According to something I heard on Radio 4 (I think it was on A Good Read) the editors of the San Francisco Chronicle, in which this started life as a serial, kept a tally of straight versus gay sex scenes because there was a concern about it being “too gay”. Which tells you a little about the book. It is outrageous and wickedly funny but also intelligent and insightful. The characters lean very slightly into the larger-than-life category but they are not stereotypical or predictable. It really is an achievement that so much silliness can be so lovable.
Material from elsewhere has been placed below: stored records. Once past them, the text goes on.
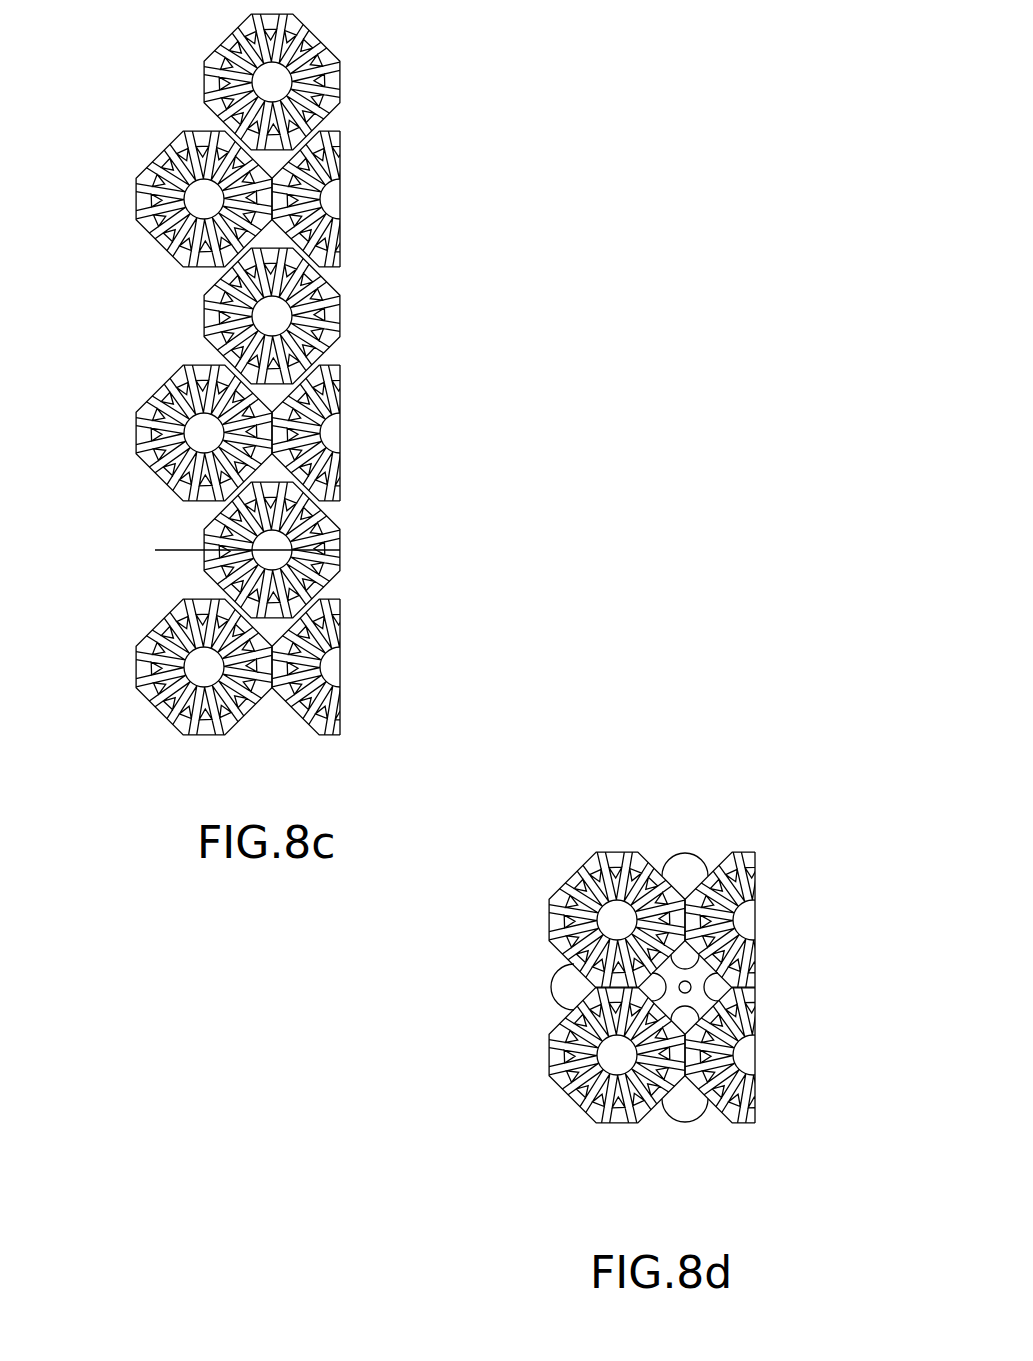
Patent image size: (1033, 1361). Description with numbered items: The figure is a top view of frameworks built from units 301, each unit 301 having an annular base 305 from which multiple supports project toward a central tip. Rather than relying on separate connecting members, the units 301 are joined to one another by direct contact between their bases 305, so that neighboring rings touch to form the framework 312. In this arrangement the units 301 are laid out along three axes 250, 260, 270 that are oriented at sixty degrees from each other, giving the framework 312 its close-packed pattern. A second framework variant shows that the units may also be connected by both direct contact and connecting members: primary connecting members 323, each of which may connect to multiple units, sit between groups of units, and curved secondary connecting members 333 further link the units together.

In FIG. 8C, the axis 250 is at (373, 433).
In FIG. 8C, the axis 260 is at (340, 550).
In FIG. 8C, the axis 270 is at (333, 658).
In FIG. 8C, the unit 301 is at (205, 309).
In FIG. 8C, the annular base 305 is at (217, 80).
In FIG. 8C, the framework 312 is at (249, 140).
In FIG. 8D, the primary connecting member 323 is at (692, 987).
In FIG. 8D, the secondary connecting member 333 is at (690, 1124).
There are dozens of storylines at work, only a couple of which are wrapped up by the end of the novel. The characters are introduced separately but their lives quickly overlap to the point where I was hard-pressed to remember who knew who from where. I’ll just have to read it again!
The extra character is, of course, the city of San Francisco. Maupin lovingly describes its streets and views and bars and people with all the little details of someone who calls it home. It is very much a tale of 1978, with an undercurrent of the politics and social nuances of the time. I was (perhaps naively) surprised by how much of the “pretentious” of middle-class life today (organic food, over-earnest attempts to appear not racist or homophobic, caring about global warming) was considered pretentious back then too. It is satirical but somehow firmly on the side of the people it satirises. Both prudish innocent (Mary Ann) and sexaholic (most everyone else) are celebrated in their own way.
I can see why it has been called a literary soap opera and it is indeed both those things. It isn’t literary in floweriness but rather in insight and cleverly spare language that gives you just enough, while finding room for some fantastic little jokes with words and meanings. So that’s six more books to add to the wishlist then, I guess!
First published in 1978 in the San Francisco Chronicle.
Published in book form in 1980 by Corgi Books.